At low volumes (<10M tokens/month), the OpenAI API is almost always cheaper after you account for engineering time to deploy and maintain your own model server.
Latency Considerations
Hosted API latency is predictable but non-trivial — you're making a network call on every query:
- text-embedding-3-small: ~50–80ms p95 round trip
- text-embedding-3-large: ~80–120ms p95 round trip
Self-hosted on GPU:
- BGE-M3 (single A10G): ~5–15ms per batch of 32 passages
- Qwen3-8B: ~20–40ms per batch of 32 passages
For latency-sensitive retrieval (sub-100ms end-to-end), self-hosted small models or the OpenAI small model with connection pooling are the right choices.
Practical Recommendation for Web Knowledge Bases
For the KnowledgeSDK use case — extracting and searching web content (company pages, documentation, product sites, news) — the decision usually comes down to:
If you're building on top of KnowledgeSDK's API: the embedding layer is managed for you. POST /v1/search handles the retrieval; you don't need to pick or host an embedding model.
If you're building your own embedding layer:
- text-embedding-3-small for teams that want the simplest possible setup. It handles English-dominant web content well, and the OpenAI API requires no infrastructure.

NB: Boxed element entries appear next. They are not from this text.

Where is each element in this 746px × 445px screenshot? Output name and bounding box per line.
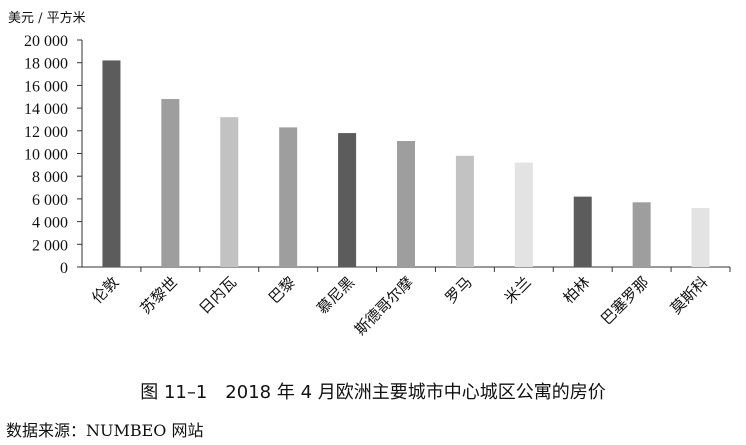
bar — [220, 117, 239, 268]
x-tick-label: 莫斯科 — [667, 273, 712, 318]
x-tick-label: 罗马 — [442, 273, 476, 307]
bar — [102, 60, 121, 268]
x-tick-label: 伦敦 — [88, 273, 122, 307]
bar — [279, 127, 298, 268]
x-tick-label: 米兰 — [501, 273, 535, 307]
bar — [338, 133, 357, 267]
bar — [514, 162, 533, 267]
y-axis-label: 美元 / 平方米 — [8, 10, 86, 26]
bar — [632, 202, 651, 267]
y-tick-label: 10 000 — [24, 147, 68, 164]
y-tick-label: 0 — [60, 260, 68, 277]
bar — [397, 141, 415, 267]
y-ticks: 0 2 000 4 000 6 000 8 000 10 000 12 000 14 000 1… — [24, 33, 82, 277]
x-tick-label: 斯德哥尔摩 — [351, 273, 417, 339]
y-tick-label: 8 000 — [32, 169, 68, 186]
y-tick-label: 12 000 — [24, 124, 68, 141]
y-tick-label: 14 000 — [24, 101, 68, 118]
figure-caption: 图 11–1 2018 年 4 月欧洲主要城市中心城区公寓的房价 — [140, 382, 606, 403]
y-tick-label: 4 000 — [32, 215, 68, 232]
x-tick-label: 柏林 — [560, 273, 594, 307]
x-tick-label: 日内瓦 — [196, 273, 241, 318]
y-tick-label: 16 000 — [24, 78, 68, 95]
bars — [102, 60, 710, 268]
y-tick-label: 20 000 — [24, 33, 68, 50]
bar — [161, 99, 180, 268]
y-tick-label: 6 000 — [32, 192, 68, 209]
x-tick-label: 慕尼黑 — [313, 273, 358, 318]
bar — [573, 196, 592, 267]
y-tick-label: 2 000 — [32, 237, 68, 254]
bar-chart: 美元 / 平方米 0 2 000 4 000 6 000 8 000 10 000 12 0… — [8, 10, 731, 339]
bar — [691, 207, 710, 267]
x-tick-label: 巴黎 — [265, 273, 299, 307]
y-tick-label: 18 000 — [24, 56, 68, 73]
x-tick-label: 苏黎世 — [137, 273, 182, 318]
x-tick-label: 巴塞罗那 — [597, 273, 652, 328]
data-source-note: 数据来源：NUMBEO 网站 — [6, 421, 204, 440]
bar — [455, 155, 474, 267]
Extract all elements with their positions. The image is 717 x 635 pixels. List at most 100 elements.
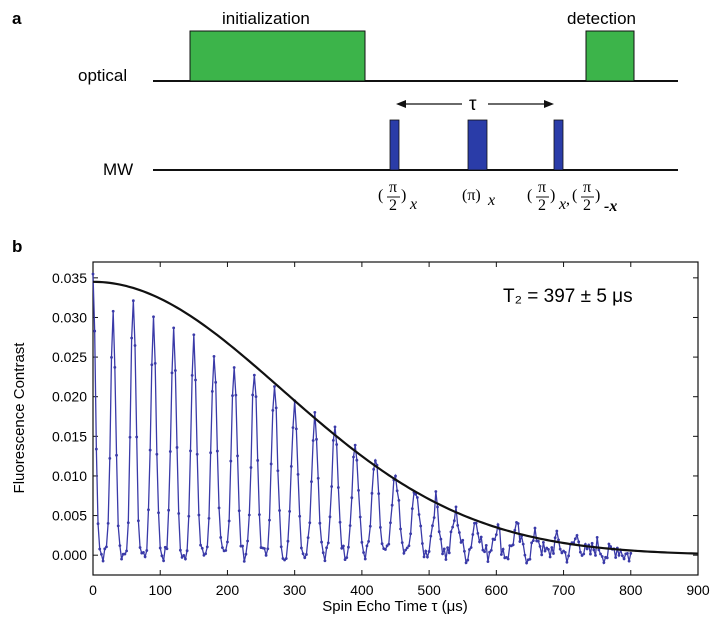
data-point: [553, 536, 557, 540]
data-point: [333, 425, 337, 429]
data-point: [536, 539, 540, 543]
data-point: [431, 524, 434, 528]
data-point: [321, 551, 325, 555]
svg-text:): ): [401, 187, 406, 204]
y-tick-label: 0.010: [52, 468, 87, 484]
data-point: [422, 555, 426, 559]
data-point: [488, 550, 492, 554]
data-point: [446, 546, 449, 549]
data-point: [432, 516, 436, 519]
data-point: [209, 451, 213, 455]
data-point: [219, 536, 223, 539]
data-point: [348, 524, 352, 527]
data-point: [266, 547, 270, 551]
data-point: [187, 514, 191, 518]
tau-arrow-right-head: [544, 100, 554, 108]
data-point: [189, 449, 192, 453]
data-point: [93, 329, 97, 333]
data-point: [427, 550, 431, 553]
data-point: [148, 448, 152, 452]
y-tick-label: 0.005: [52, 508, 87, 524]
data-point: [597, 548, 601, 552]
data-point: [91, 272, 95, 276]
x-tick-label: 800: [619, 582, 643, 598]
data-point: [263, 547, 266, 550]
data-point: [244, 552, 248, 556]
data-point: [94, 447, 98, 451]
data-point: [224, 549, 228, 552]
data-point: [194, 378, 197, 382]
data-point: [138, 546, 142, 549]
data-point: [204, 552, 208, 556]
data-point: [123, 552, 127, 556]
data-point: [115, 453, 118, 457]
data-point: [133, 344, 137, 347]
data-point: [471, 533, 475, 536]
y-tick-label: 0.015: [52, 428, 87, 444]
data-point: [521, 542, 525, 546]
data-point: [494, 533, 498, 537]
data-point: [199, 543, 202, 547]
y-tick-label: 0.030: [52, 309, 87, 325]
data-point: [110, 355, 113, 359]
data-point: [254, 395, 258, 399]
frac-den: 2: [389, 197, 397, 214]
x-tick-label: 100: [149, 582, 173, 598]
data-point: [143, 555, 147, 559]
data-point: [466, 558, 470, 562]
initialization-pulse: [189, 30, 366, 82]
data-point: [147, 508, 150, 512]
data-point: [506, 557, 510, 561]
data-point: [251, 393, 255, 397]
data-point: [342, 544, 345, 548]
data-point: [594, 553, 597, 557]
data-point: [395, 489, 399, 493]
data-point: [335, 443, 339, 446]
data-point: [214, 380, 218, 384]
data-point: [175, 446, 179, 449]
data-point: [200, 546, 204, 550]
data-point: [325, 546, 328, 550]
data-point: [528, 557, 532, 561]
data-point: [372, 467, 376, 471]
data-point: [474, 521, 478, 525]
data-point: [232, 366, 236, 369]
data-point: [190, 374, 194, 377]
x-tick-label: 900: [686, 582, 710, 598]
data-point: [415, 496, 419, 499]
data-point: [589, 552, 592, 556]
data-point: [605, 556, 609, 560]
data-point: [523, 553, 527, 557]
data-point: [303, 556, 307, 560]
data-point: [419, 524, 423, 528]
data-point: [614, 556, 618, 559]
data-point: [484, 544, 488, 547]
y-axis-title: Fluorescence Contrast: [11, 342, 28, 494]
data-point: [126, 521, 130, 525]
x-tick-label: 200: [216, 582, 240, 598]
sep: ,: [566, 191, 570, 208]
data-point: [178, 548, 182, 552]
data-point: [449, 530, 453, 534]
data-point: [557, 538, 560, 542]
mw-label: MW: [103, 160, 133, 179]
data-point: [153, 362, 157, 365]
data-point: [590, 541, 594, 545]
data-point: [205, 545, 209, 549]
data-point: [365, 544, 369, 548]
data-point: [150, 363, 154, 367]
x-tick-label: 600: [485, 582, 509, 598]
data-point: [496, 523, 500, 527]
data-point: [136, 519, 140, 523]
data-point: [286, 539, 290, 543]
data-point: [357, 489, 360, 492]
data-point: [328, 515, 332, 519]
data-point: [273, 385, 276, 388]
data-point: [118, 544, 122, 548]
data-point: [226, 540, 229, 544]
data-point: [426, 555, 429, 559]
data-point: [478, 540, 481, 544]
data-point: [135, 435, 139, 439]
data-point: [217, 506, 221, 510]
sub: x: [558, 196, 566, 213]
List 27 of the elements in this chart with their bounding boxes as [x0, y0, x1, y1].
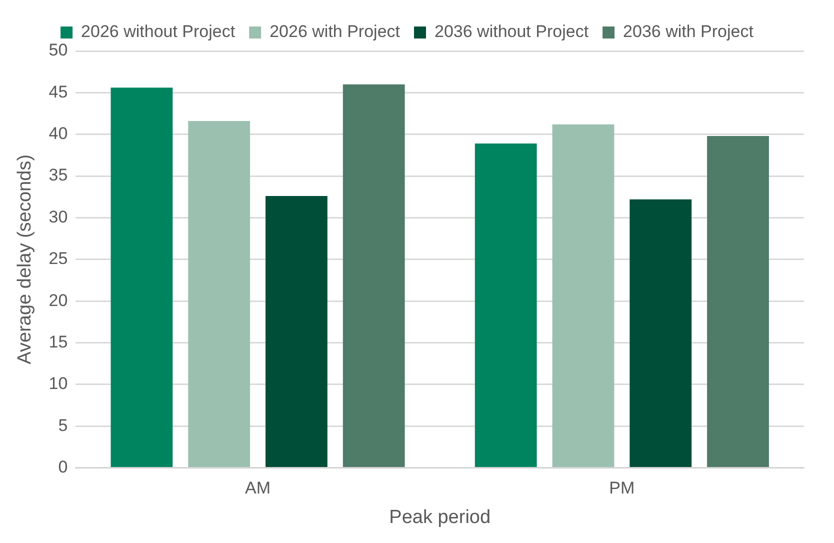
x-axis-title: Peak period: [389, 506, 491, 528]
y-tick-label: 25: [48, 249, 68, 268]
legend-label: 2026 with Project: [270, 22, 400, 42]
y-tick-label: 5: [58, 416, 68, 435]
bar: [266, 196, 328, 468]
y-tick-label: 20: [48, 290, 68, 310]
bar: [110, 88, 173, 468]
bar: [707, 136, 769, 468]
legend-label: 2036 with Project: [623, 22, 754, 42]
bar: [630, 199, 692, 468]
y-axis-title: Average delay (seconds): [14, 154, 36, 364]
x-tick-label: AM: [245, 478, 271, 498]
y-tick-label: 15: [48, 332, 68, 352]
legend-label: 2026 without Project: [81, 22, 236, 42]
y-tick-label: 50: [48, 40, 68, 60]
bar: [474, 144, 537, 468]
y-tick-label: 35: [48, 166, 68, 185]
bar: [552, 124, 614, 468]
y-tick-label: 0: [58, 457, 68, 476]
bar: [188, 121, 250, 468]
y-tick-label: 30: [48, 207, 68, 226]
x-tick-label: PM: [609, 478, 635, 498]
y-tick-label: 10: [48, 374, 68, 394]
legend-label: 2036 without Project: [434, 22, 589, 42]
y-tick-label: 40: [48, 124, 68, 144]
bar: [342, 84, 405, 468]
y-tick-label: 45: [48, 82, 68, 102]
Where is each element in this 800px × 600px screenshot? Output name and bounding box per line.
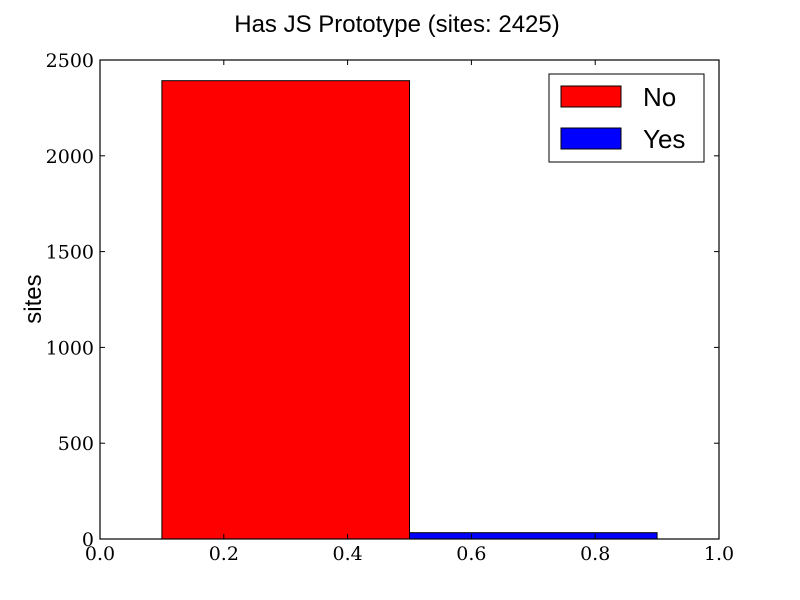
bars-layer <box>161 80 658 540</box>
x-tick-label: 0.6 <box>456 543 486 565</box>
y-tick-label: 2000 <box>46 146 94 168</box>
plot-frame <box>99 59 720 540</box>
x-tick-label: 0.0 <box>85 543 115 565</box>
y-tick-label: 1000 <box>46 337 94 359</box>
y-tick-label: 2500 <box>46 50 94 72</box>
y-tick-label: 500 <box>58 433 94 455</box>
bar-no <box>161 80 410 540</box>
chart-title: Has JS Prototype (sites: 2425) <box>234 11 559 38</box>
y-tick-label: 0 <box>82 529 94 551</box>
x-tick-label: 0.2 <box>209 543 239 565</box>
legend: No Yes <box>548 73 705 163</box>
legend-label-yes: Yes <box>643 124 685 154</box>
legend-swatch-yes <box>560 127 622 150</box>
x-tick-label: 0.4 <box>332 543 362 565</box>
bar-yes <box>409 532 658 540</box>
y-axis-label: sites <box>20 274 47 323</box>
ticks-layer: 0.0 0.2 0.4 0.6 0.8 1.0 0 500 1000 1500 2000 2500 <box>46 50 734 565</box>
x-tick-label: 1.0 <box>704 543 734 565</box>
legend-swatch-no <box>560 85 622 108</box>
y-tick-label: 1500 <box>46 242 94 264</box>
legend-label-no: No <box>643 82 676 112</box>
x-tick-label: 0.8 <box>580 543 610 565</box>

- BGE-M3 for teams handling multi-language web content or with privacy constraints that prevent sending content to third-party APIs. Run it on a single GPU, expose an embedding endpoint, and you control everything.
The one scenario where you should use text-embedding-3-large or Qwen3-8B over small models: when your documents are dense with technical terminology, acronyms, or domain-specific language that smaller models may conflate. Product documentation for complex B2B software is the clearest example.
How to Evaluate Before You Commit
The MTEB benchmark is a proxy. Your actual retrieval quality depends on your specific domain, your query patterns, and your document types.
Before committing to an embedding model at scale, run a lightweight evaluation:
- Collect 100–200 representative queries from your target use case.
- Annotate which documents are relevant for each (manually or via LLM-assisted labeling).
- Embed your corpus with each candidate model.
- Measure Recall@5 and Recall@10 for each model on your query set.
- Pick the model that maximizes recall on your data, not on MTEB.
This takes a few hours and can save you from a painful migration later. The BEIR benchmark framework has ready-made tooling for this evaluation loop and works with any embedding model via a standard interface.
The best embedding model is the one that retrieves the right documents for your users — not the one with the highest number on a leaderboard.